Op-EdAppeared in PennLive on August 8, 2022By Guy Berkebile

Congress should extend tax cuts to help small businesses

Historic inflation is putting an immense burden on ordinary Americans. But the pain is even worse for small businesses. Consumer prices have increased 9.1% over the last year, but wholesale prices that businesses pay have increased by 11.3%.

Commodity prices are growing even faster. The price of gas, an input in every part of business operations, rose by more than 50% over the last year. Key raw material components such as silicone polymers and fluids, used in my chemical business’ blending processes, have increased by approximately 600%.My business can’t keep up with these runaway prices.

Every order we make drains the money in our account. As a result, my company is currently surviving on bank financing. In nearly 50 years in business, I have never faced such a challenging economic climate. And now the economy may be in a recession, according to the traditional definition of two consecutive quarters of negative GDP growth.

Senate Democrats’ new plans to significantly raise taxes in their latest reconciliation bill would only compound the economic pain facing small businesses like mine nationwide.

High inflation makes it nearly impossible for many U.S. manufacturers like my business to compete internationally. Our prices are just too high to be competitive. The Bureau of Labor Statistics revealed this month that U.S. export prices rose by a remarkable 18.2% over the last year. American manufacturers are used to being at a price disadvantage to foreign competitors, but we’ve traditionally been able to overcome it through high quality.

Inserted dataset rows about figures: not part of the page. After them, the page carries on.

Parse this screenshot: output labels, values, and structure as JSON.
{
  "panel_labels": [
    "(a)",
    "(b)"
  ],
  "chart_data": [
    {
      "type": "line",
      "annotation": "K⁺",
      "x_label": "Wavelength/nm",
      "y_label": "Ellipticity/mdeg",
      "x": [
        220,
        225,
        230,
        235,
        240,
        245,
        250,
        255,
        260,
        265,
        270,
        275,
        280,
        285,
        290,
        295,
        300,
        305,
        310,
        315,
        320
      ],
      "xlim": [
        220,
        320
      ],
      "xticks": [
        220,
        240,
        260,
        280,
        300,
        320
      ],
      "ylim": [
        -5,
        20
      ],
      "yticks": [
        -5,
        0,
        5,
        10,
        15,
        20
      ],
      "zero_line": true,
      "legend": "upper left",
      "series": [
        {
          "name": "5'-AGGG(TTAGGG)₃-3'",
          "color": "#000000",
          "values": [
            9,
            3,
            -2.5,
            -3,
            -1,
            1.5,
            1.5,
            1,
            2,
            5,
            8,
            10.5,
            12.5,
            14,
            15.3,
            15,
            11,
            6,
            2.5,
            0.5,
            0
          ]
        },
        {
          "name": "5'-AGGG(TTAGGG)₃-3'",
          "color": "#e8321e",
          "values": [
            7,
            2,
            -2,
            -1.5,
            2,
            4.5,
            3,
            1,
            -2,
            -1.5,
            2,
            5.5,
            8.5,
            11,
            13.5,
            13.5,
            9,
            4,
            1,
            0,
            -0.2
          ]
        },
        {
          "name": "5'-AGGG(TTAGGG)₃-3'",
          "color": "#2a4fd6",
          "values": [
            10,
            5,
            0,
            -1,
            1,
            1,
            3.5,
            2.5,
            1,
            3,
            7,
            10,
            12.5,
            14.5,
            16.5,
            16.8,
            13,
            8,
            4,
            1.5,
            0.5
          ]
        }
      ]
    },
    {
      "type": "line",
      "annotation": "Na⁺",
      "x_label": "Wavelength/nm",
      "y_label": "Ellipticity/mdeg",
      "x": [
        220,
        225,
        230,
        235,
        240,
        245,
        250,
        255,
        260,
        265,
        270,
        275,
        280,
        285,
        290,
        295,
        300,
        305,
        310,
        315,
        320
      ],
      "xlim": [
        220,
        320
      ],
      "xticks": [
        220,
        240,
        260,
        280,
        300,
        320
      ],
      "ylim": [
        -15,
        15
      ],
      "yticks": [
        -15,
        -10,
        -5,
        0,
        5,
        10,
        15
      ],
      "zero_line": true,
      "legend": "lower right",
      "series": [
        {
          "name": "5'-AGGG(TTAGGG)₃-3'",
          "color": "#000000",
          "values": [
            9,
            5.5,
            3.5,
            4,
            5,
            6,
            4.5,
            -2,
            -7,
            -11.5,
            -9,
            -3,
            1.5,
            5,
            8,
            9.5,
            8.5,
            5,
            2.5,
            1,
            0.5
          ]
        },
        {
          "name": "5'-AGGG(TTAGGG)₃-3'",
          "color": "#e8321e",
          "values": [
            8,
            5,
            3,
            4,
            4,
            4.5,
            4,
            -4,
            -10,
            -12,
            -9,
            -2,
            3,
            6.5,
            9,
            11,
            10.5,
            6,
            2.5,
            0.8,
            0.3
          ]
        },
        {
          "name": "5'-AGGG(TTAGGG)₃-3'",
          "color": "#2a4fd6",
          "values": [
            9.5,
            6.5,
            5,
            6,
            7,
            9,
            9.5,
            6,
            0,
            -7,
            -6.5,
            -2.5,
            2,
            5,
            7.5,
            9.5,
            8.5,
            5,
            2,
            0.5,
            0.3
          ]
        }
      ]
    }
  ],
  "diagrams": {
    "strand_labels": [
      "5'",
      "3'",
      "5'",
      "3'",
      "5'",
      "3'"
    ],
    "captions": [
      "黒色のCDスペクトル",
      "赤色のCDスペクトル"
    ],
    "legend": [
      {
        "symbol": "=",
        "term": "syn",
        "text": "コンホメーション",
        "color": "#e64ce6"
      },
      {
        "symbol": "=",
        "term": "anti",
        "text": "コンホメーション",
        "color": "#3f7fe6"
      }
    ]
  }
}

But now, the price differential is simply too large. As a result, my business has lost a substantial amount of overseas business.We are also dealing with a persistent and severe supply chain shortage. My company cannot access vital components or replacement parts. For instance, we have been unable to buy the oxime silicones for nearly two years because our longtime supplier, Dow Chemical, does not have enough labor needed to produce them.We’re forced to turn to Chinese suppliers in a desperate effort to maintain production, even though we had re-shored our supply chain during the Trump administration.

We have no choice but to pass along high import duties on Chinese products to American consumers in the form of higher prices.The ongoing labor shortage is also causing significant headwinds. We had to close a small plant in Bethel, Vt. and move it into our facility in Somerset, Pa., because we couldn’t find truckers who would go between the two locations for less than $4,500 a trip.

Rather than try to alleviate the ongoing trucker shortage, the Biden administration is exacerbating it by implementing new requirements to acquire commercial truck driver’s licenses.We are in a constant battle to maintain adequate staffing at our plants despite offering generous pay and benefits. When applicants reply to a job advertisement, they often don’t attend the interview.

Among those that accept a position, roughly half don’t show up for their first shift. Among those that do show up, many only work until lunchtime then we never see them again. Our night shift has a chronic absenteeism rate of approximately 20%. Our aging workforce is carrying our plant.

Last week, Senate Democrats announced a new reconciliation bill that includes $451 billion in tax increases. This revenue is mostly derived from a new 15% corporate minimum tax and significantly increased IRS enforcement. Yet a recession is the worst possible time to increase taxes. Doing so takes money from the private economy, reducing economic vibrancy.

For businesses like mine, there’s no cash available to pay additional tax liabilities because it’s already gone to pay suppliers and the workforce. Tax hikes would force some businesses to cut back and prevent others from growing and increasing supply to fix supply chains and bring down prices.

To help small businesses, Congress should take the opposite approach and make permanent the Tax Cuts and Jobs Act of 2017, which is set to expire after 2025. Through provisions such as immediate expensing and a 20% tax deduction, these tax cuts allowed small businesses like mine to hire, expand, and raise wages. They are needed over the next several years more than ever to overcome historic economic hardships.

Forgoing tax increases and making these tax cuts permanent would be a big victory for small businesses during these difficult times.

Guy Berkebile is the owner of Guy Chemical in Somerset, PA., chairman of the Somerset County Republican Party, and a member of Job Creators Network.